I'm programming a generic webcrawler that gets the main content from a given webpage (it has to crawl different pages).
I've tried to achieve this with different tools, among them:
- HtmlUnit: returned me too much scrap when crawling.
- Essence: failed to get the important information on many pages.
- Boilerpipe: retrieves the content successfully, almost perfect results but:
When I try to crawl pages like TripAdvisor instead of the given webpage html it returns the following message:
We noticed that you're using an unsupported browser.
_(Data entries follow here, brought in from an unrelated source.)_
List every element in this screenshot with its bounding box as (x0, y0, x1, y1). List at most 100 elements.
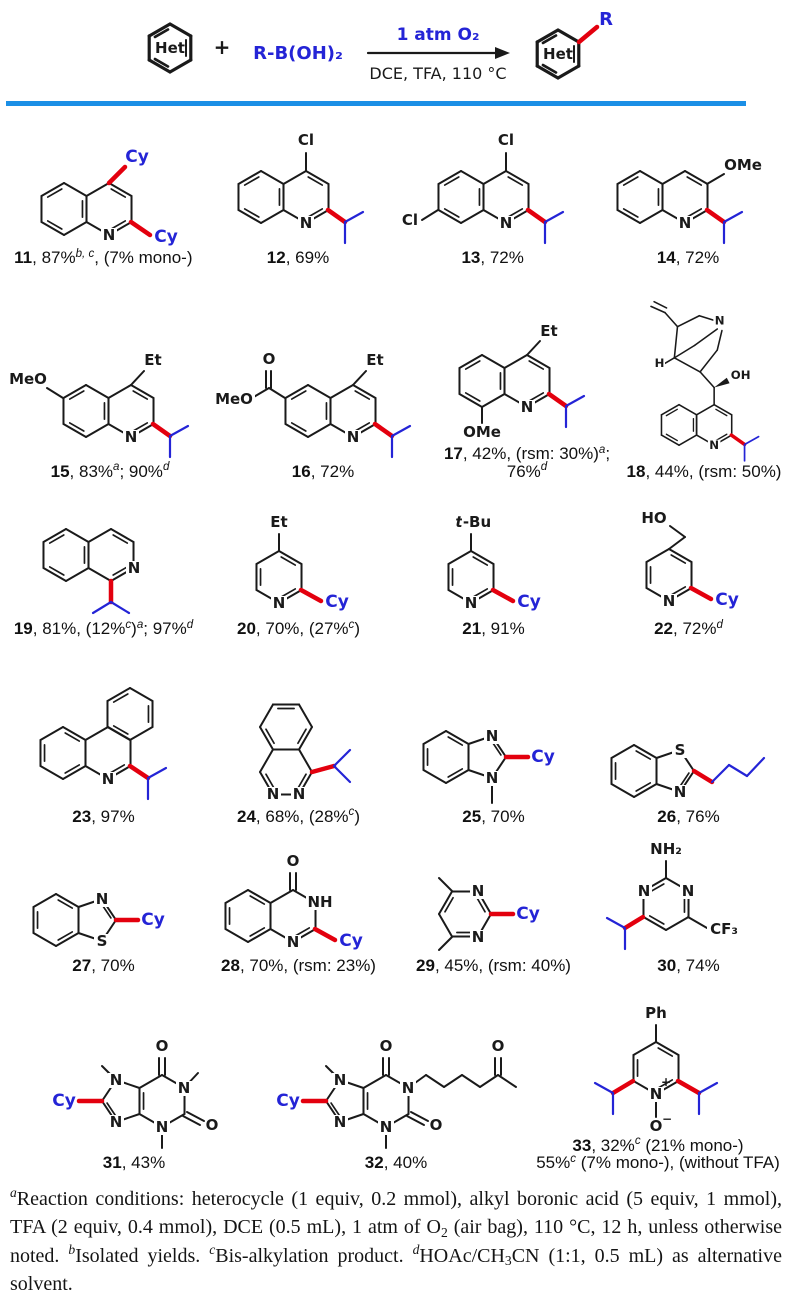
superscript-note: d (412, 1242, 420, 1258)
footnote-text: aReaction conditions: heterocycle (1 equ… (0, 1177, 792, 1304)
text-segment: , 69% (285, 248, 330, 267)
caption-28: 28, 70%, (rsm: 23%) (221, 956, 376, 976)
text-segment: 25 (462, 806, 482, 826)
text-segment: ) (131, 619, 137, 639)
atom-label: N (465, 594, 478, 612)
atom-label: N (638, 882, 651, 900)
atom-label: O (649, 1117, 662, 1135)
reaction-scheme-drawing: Het + R-B(OH)₂ 1 atm O₂ DCE, TFA, 110 °C Het R (147, 9, 613, 83)
structure-12: Cl N (236, 131, 364, 245)
text-segment: 27 (72, 956, 92, 976)
superscript-note: c (348, 806, 355, 819)
atom-label: Cl (297, 131, 313, 149)
atom-label: O (430, 1116, 443, 1134)
text-segment: , (7% mono-) (94, 248, 193, 267)
structure-22: HO N Cy (639, 509, 738, 610)
caption-15: 15, 83%a; 90%d (50, 461, 170, 482)
atom-label: R (599, 9, 613, 30)
atom-label: S (97, 932, 108, 950)
atom-label: N (486, 727, 499, 745)
text-segment: 19 (13, 619, 33, 639)
text-segment: 28 (221, 956, 240, 976)
structure-27: N S Cy (32, 890, 165, 950)
caption-18: 18, 44%, (rsm: 50%) (627, 462, 782, 482)
atom-label: CF₃ (710, 920, 738, 938)
text-segment: , 70% (481, 806, 525, 826)
superscript-note: a (10, 1185, 17, 1201)
atom-label: N (292, 785, 305, 803)
atom-label: + (214, 35, 231, 59)
superscript-note: d (162, 461, 170, 474)
text-segment: 16 (291, 461, 311, 481)
text-segment: 14 (656, 248, 676, 267)
text-segment: 76% (506, 461, 541, 481)
caption-21: 21, 91% (462, 619, 524, 639)
atom-label: N (682, 882, 695, 900)
text-segment: 29 (416, 956, 435, 976)
atom-label: N (102, 770, 115, 788)
compound-row-5: N S Cy 27, 70% O NH N Cy 28, 70%, (rsm: 23%) N N Cy… (0, 830, 792, 976)
text-segment: , 44%, (rsm: 50%) (645, 461, 782, 481)
text-segment: , 32% (591, 1135, 635, 1155)
structure-19: N (42, 528, 142, 615)
atom-label: NH (307, 893, 332, 911)
atom-label: N (380, 1118, 393, 1136)
atom-label: − (661, 1112, 671, 1126)
caption-33-line2: 55%c (7% mono-), (without TFA) (536, 1153, 780, 1173)
caption-17: 17, 42%, (rsm: 30%)a; (444, 444, 610, 464)
atom-label: N (347, 428, 360, 446)
atom-label: O (206, 1116, 219, 1134)
text-segment: Reaction conditions: heterocycle (1 equi… (10, 1187, 782, 1239)
compound-31: O O N N N N Cy 31, 43% (6, 1017, 262, 1173)
superscript-note: d (540, 461, 548, 474)
superscript-note: d (186, 618, 194, 631)
caption-25: 25, 70% (462, 807, 524, 827)
caption-26: 26, 76% (657, 807, 719, 827)
compound-25: N N Cy 25, 70% (396, 687, 591, 827)
text-segment: 12 (266, 248, 286, 267)
text-segment: 17 (443, 444, 463, 463)
compound-16: O MeO Et N 16, 72% (214, 326, 432, 482)
atom-label: O (287, 852, 300, 870)
atom-label: Cy (531, 747, 555, 767)
text-segment: , 81%, (12% (32, 619, 126, 639)
compound-20: Et N Cy 20, 70%, (27%c) (201, 507, 396, 639)
text-segment: ) (354, 806, 360, 826)
compound-15: MeO Et N 15, 83%a; 90%d (6, 326, 214, 482)
atom-label: O (380, 1037, 393, 1055)
atom-label: N (679, 214, 692, 232)
caption-23: 23, 97% (72, 807, 134, 827)
superscript-note: c (125, 618, 132, 631)
superscript-note: c (634, 1135, 641, 1148)
compound-grid: N Cy Cy 11, 87%b, c, (7% mono-) Cl N 12, 69% Cl… (0, 112, 792, 1173)
text-segment: 15 (50, 461, 70, 481)
structure-31: O O N N N N Cy (52, 1037, 219, 1150)
atom-label: N (662, 592, 675, 610)
structure-26: SN (609, 741, 765, 801)
atom-label: O (492, 1037, 505, 1055)
compound-12: Cl N 12, 69% (201, 112, 396, 268)
text-segment: , 42%, (rsm: 30%) (462, 444, 599, 463)
atom-label: N (673, 783, 686, 801)
superscript-note: d (716, 618, 723, 631)
caption-30: 30, 74% (657, 956, 719, 976)
atom-label: DCE, TFA, 110 °C (369, 64, 506, 83)
structure-18: N H OH N (650, 300, 760, 462)
atom-label: Et (540, 322, 557, 340)
atom-label: -Bu (463, 513, 491, 531)
atom-label: Cy (126, 147, 150, 167)
structure-11: N Cy Cy (40, 147, 178, 247)
compound-13: Cl Cl N 13, 72% (395, 112, 590, 268)
text-segment: 20 (237, 619, 256, 639)
atom-label: N (649, 1085, 662, 1103)
text-segment: , 72% (310, 461, 355, 481)
atom-label: N (272, 594, 285, 612)
text-segment: (7% mono-), (without TFA) (576, 1153, 780, 1173)
caption-33: 33, 32%c (21% mono-) (572, 1135, 743, 1156)
compound-29: N N Cy 29, 45%, (rsm: 40%) (396, 844, 591, 976)
atom-label: Cl (498, 131, 514, 149)
text-segment: , 72% (675, 248, 720, 267)
structure-21: t -Bu N Cy (447, 513, 541, 612)
text-segment: ) (354, 619, 360, 639)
The Tripadvisor website may not display properly.We support the following browsers: Windows: Internet Explorer, Mozilla Firefox, Google Chrome. Mac: Safari.
I am using user agent:
private final static String USER_AGENT = "Mozilla/5.0 AppleWebKit/537.36 (KHTML, like Gecko; compatible; Googlebot/2.1; +http://www.google.com/bot.html)
I've also tried to use different user agents, even mobile ones but I always get the same error, is it related to Javascript maybe?
My code is the following, if needed:
public void getPageName(String urlString) throws Exception {
try (final WebClient webClient = new WebClient(BrowserVersion.BEST_SUPPORTED)) {
boolean javascriptEnabled = true;
webClient.setRefreshHandler(new WaitingRefreshHandler(TIMEOUT / 1000));
webClient.setCssErrorHandler(new SilentCssErrorHandler());
webClient.setJavaScriptErrorListener(new SilentJavaScriptErrorListener());
webClient.getCache().setMaxSize(0);
webClient.getOptions().setRedirectEnabled(true);
webClient.getOptions().setUseInsecureSSL(true);
webClient.getOptions().setJavaScriptEnabled(javascriptEnabled);
webClient.getOptions().setThrowExceptionOnFailingStatusCode(false);
webClient.getOptions().setThrowExceptionOnScriptError(false);
webClient.getOptions().setTimeout(TIMEOUT);
//Boilerpipe // NOTE: Use ArticleExtractor unless DefaultExtractor gives better results for you
URL url = new URL(urlString);
InputSource is = new InputSource();
is.setEncoding("UTF-8");
is.setByteStream(url.openStream());
String text = DefaultExtractor.INSTANCE.getText(is);
System.out.println("\n******************\n");
System.out.println(text);
System.out.println("\n******************\n");
writeIntoFile(text);
}
catch (Exception e){
System.out.println("Error when reading page " + e);
}
}